Subsequently, bring the micro pipette tip to the most dorsal portion of the spinal cord, and gently pierce the meninges. Follow with swift, short, sideways movements to loosen the meninges. After the micro pipette tip has traversed the meninges advance and raise the micro pipette to pull the meninges away from the spinal cord.
Subsequently move the micro pipette rostorally advancing over one to two hemi segments to expose the rohon beard cells. In our experience, rohon beard neurons are more fragile than other spinal neurons. To maintain them healthy we expose one or two rohon beards at a time.
Voltage clamp recordings of outward and inward currents were obtained from the rohon beard neurons in one, two, and seven days post fertilization embryos and larvae. The holding potential was 80 millivolts, and the currents were elicited by a depolarizing step to positive 20 millivolts. In current clamp mode, 0.35 nano amp current injection for one millisecond elicits a single action potential from the rohon beard neurons in both embryos and larvae.

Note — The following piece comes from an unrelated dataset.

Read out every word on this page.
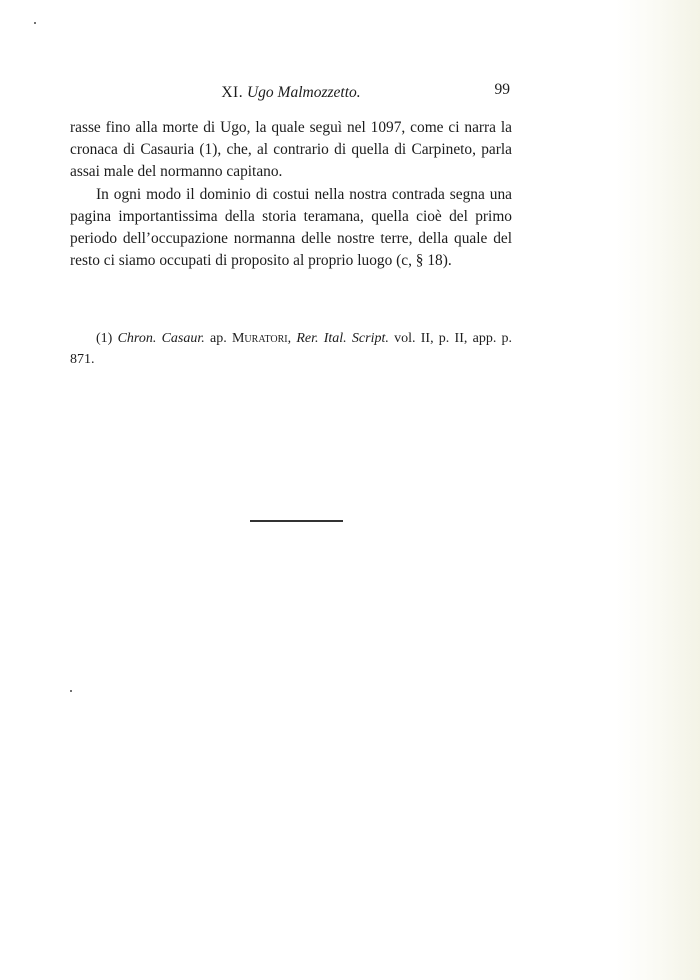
XI. Ugo Malmozzetto.	99

rasse fino alla morte di Ugo, la quale seguì nel 1097, come ci narra la cronaca di Casauria (1), che, al contrario di quella di Carpineto, parla assai male del normanno capitano.

In ogni modo il dominio di costui nella nostra contrada segna una pagina importantissima della storia teramana, quella cioè del primo periodo dell’occupazione normanna delle nostre terre, della quale del resto ci siamo occupati di proposito al proprio luogo (c, § 18).

(1) Chron. Casaur. ap. Muratori, Rer. Ital. Script. vol. II, p. II, app. p. 871.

In the absence of electrical stimulation, rohon beard neurons do not show spontaneous spiking. The resting potential of the rohon beard neurons becomes increasingly more negative as the development progresses. Once this method is mastered, embryos may be mounted and dissected to expose rohon beards within 10 minutes.
As mentioned in the protocol, it is important to understand the factors that determine how quickly the glue hardens. This video highlights the critical steps for recording from spinal neurons in zebrafish.